A draft law in Egypt that would make it a crime to contradict the official version of terrorist attacks should be scrapped, Amnesty International said on Wednesday, calling the bill a "strike at the very heart of basic freedoms".
The law, which also sets up new courts for dealing with terrorism suspects, was proposed after a June 29 car bomb killed Egypt's top prosecutor and a series of other attacks killed 17 members of the security forces in North Sinai, the focus of an Islamist insurgency.
“The proposed counter-terrorism law vastly expands the Egyptian authorities’ powers and threatens the most fundamental rights to freedom of expression, peaceful assembly and association," said Amnesty International's Said Boumedouha.

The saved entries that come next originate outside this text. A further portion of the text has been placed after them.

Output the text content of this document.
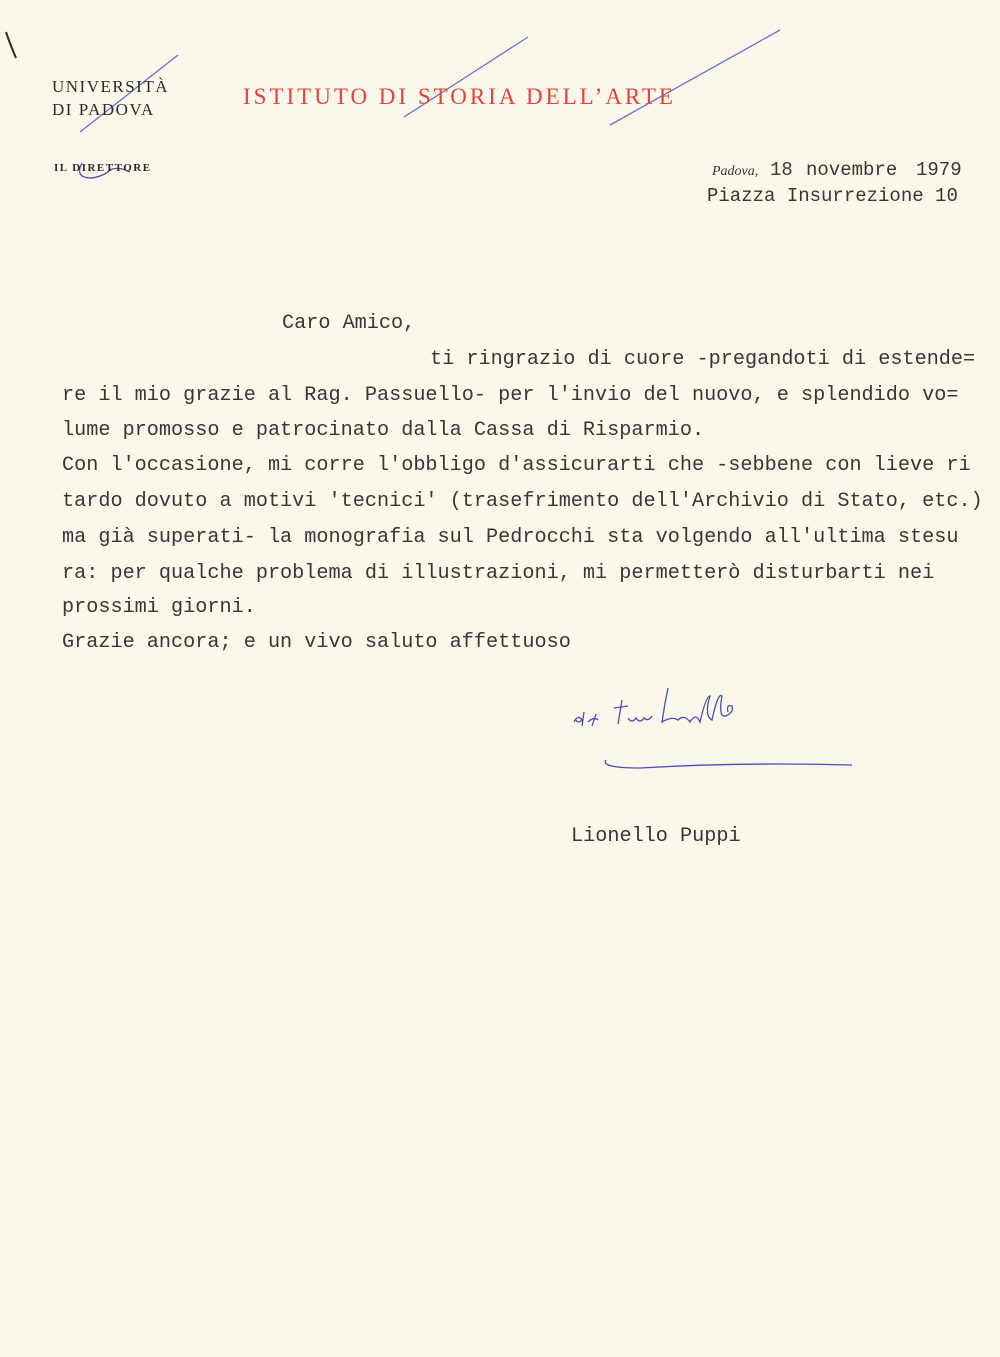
UNIVERSITÀ
DI PADOVA
ISTITUTO DI STORIA DELL’ARTE
IL DIRETTORE	Padova, 18 novembre 1979
Piazza Insurrezione 10
Caro Amico,
ti ringrazio di cuore -pregandoti di estende=
re il mio grazie al Rag. Passuello- per l'invio del nuovo, e splendido vo=
lume promosso e patrocinato dalla Cassa di Risparmio.
Con l'occasione, mi corre l'obbligo d'assicurarti che -sebbene con lieve ri
tardo dovuto a motivi 'tecnici' (trasefrimento dell'Archivio di Stato, etc.)
ma già superati- la monografia sul Pedrocchi sta volgendo all'ultima stesu
ra: per qualche problema di illustrazioni, mi permetterò disturbarti nei
prossimi giorni.
Grazie ancora; e un vivo saluto affettuoso
Lionello Puppi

"If approved, it is set to become yet another tool for the authorities to crush all forms of dissent."
Under one of the measures in the proposed legislation, journalists and others who report on terrorist attacks and contradict the official version of events could face at least two years in prison.
Human rights groups have accused Egyptian authorities of widespread violations since the army toppled Islamist President Mohamed Morsi in 2013 after mass protests against his rule, and say the government has rolled back freedoms won in the 2011 uprising that toppled veteran autocrat Hosni Mubarak.

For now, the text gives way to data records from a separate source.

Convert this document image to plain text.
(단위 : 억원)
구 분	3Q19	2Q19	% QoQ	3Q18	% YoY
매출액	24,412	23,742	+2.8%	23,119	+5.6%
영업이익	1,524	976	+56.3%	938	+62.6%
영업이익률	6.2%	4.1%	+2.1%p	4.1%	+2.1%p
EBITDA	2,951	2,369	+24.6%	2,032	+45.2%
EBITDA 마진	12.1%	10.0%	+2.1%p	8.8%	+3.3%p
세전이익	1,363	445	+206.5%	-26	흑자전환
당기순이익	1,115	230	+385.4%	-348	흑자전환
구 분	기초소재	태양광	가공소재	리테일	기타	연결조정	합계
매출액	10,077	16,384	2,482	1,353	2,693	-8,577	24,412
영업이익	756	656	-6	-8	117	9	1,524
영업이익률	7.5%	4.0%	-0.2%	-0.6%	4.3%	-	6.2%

The government denies that and says it is protecting the country from Islamists, including Morsi's Muslim Brotherhood and Islamic State, active in North Sinai, both of which it classes as terrorist groups.

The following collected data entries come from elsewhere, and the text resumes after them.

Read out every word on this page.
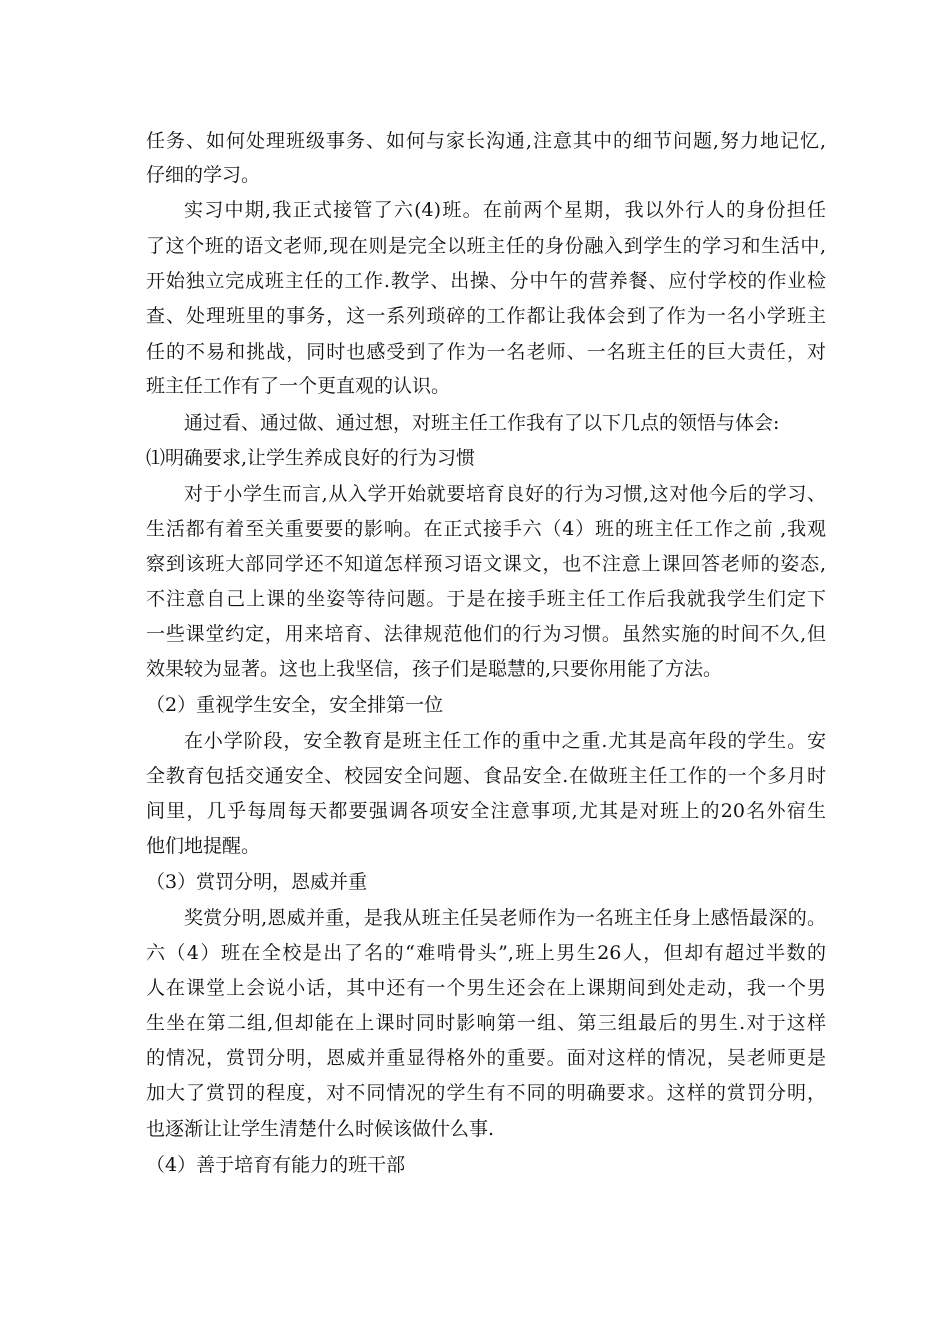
任务、如何处理班级事务、如何与家长沟通,注意其中的细节问题,努力地记忆,
仔细的学习。
实习中期,我正式接管了六(4)班。在前两个星期，我以外行人的身份担任
了这个班的语文老师,现在则是完全以班主任的身份融入到学生的学习和生活中,
开始独立完成班主任的工作.教学、出操、分中午的营养餐、应付学校的作业检
查、处理班里的事务，这一系列琐碎的工作都让我体会到了作为一名小学班主
任的不易和挑战，同时也感受到了作为一名老师、一名班主任的巨大责任，对
班主任工作有了一个更直观的认识。
通过看、通过做、通过想，对班主任工作我有了以下几点的领悟与体会:
⑴明确要求,让学生养成良好的行为习惯
对于小学生而言,从入学开始就要培育良好的行为习惯,这对他今后的学习、
生活都有着至关重要要的影响。在正式接手六（4）班的班主任工作之前 ,我观
察到该班大部同学还不知道怎样预习语文课文，也不注意上课回答老师的姿态,
不注意自己上课的坐姿等待问题。于是在接手班主任工作后我就我学生们定下
一些课堂约定，用来培育、法律规范他们的行为习惯。虽然实施的时间不久,但
效果较为显著。这也上我坚信，孩子们是聪慧的,只要你用能了方法。
（2）重视学生安全，安全排第一位
在小学阶段，安全教育是班主任工作的重中之重.尤其是高年段的学生。安
全教育包括交通安全、校园安全问题、食品安全.在做班主任工作的一个多月时
间里，几乎每周每天都要强调各项安全注意事项,尤其是对班上的20名外宿生
他们地提醒。
（3）赏罚分明，恩威并重
奖赏分明,恩威并重，是我从班主任吴老师作为一名班主任身上感悟最深的。
六（4）班在全校是出了名的“难啃骨头”,班上男生26人，但却有超过半数的
人在课堂上会说小话，其中还有一个男生还会在上课期间到处走动，我一个男
生坐在第二组,但却能在上课时同时影响第一组、第三组最后的男生.对于这样
的情况，赏罚分明，恩威并重显得格外的重要。面对这样的情况，吴老师更是
加大了赏罚的程度，对不同情况的学生有不同的明确要求。这样的赏罚分明，
也逐渐让让学生清楚什么时候该做什么事.
（4）善于培育有能力的班干部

Rights groups say Egyptian prisons hold 40,000 political detainees and Amnesty said the new bill would establish special courts to rule on "terrorist" offences and would add new crimes to the list of those punishable by death.
“One of the key reasons the Egyptian people took to the streets in 2011 was to abolish the 30-year-long state of emergency imposed by Hosni Mubarak," said Boumedouha.
"Granting the current president similar absolute powers is a deadly blow to human rights in Egypt."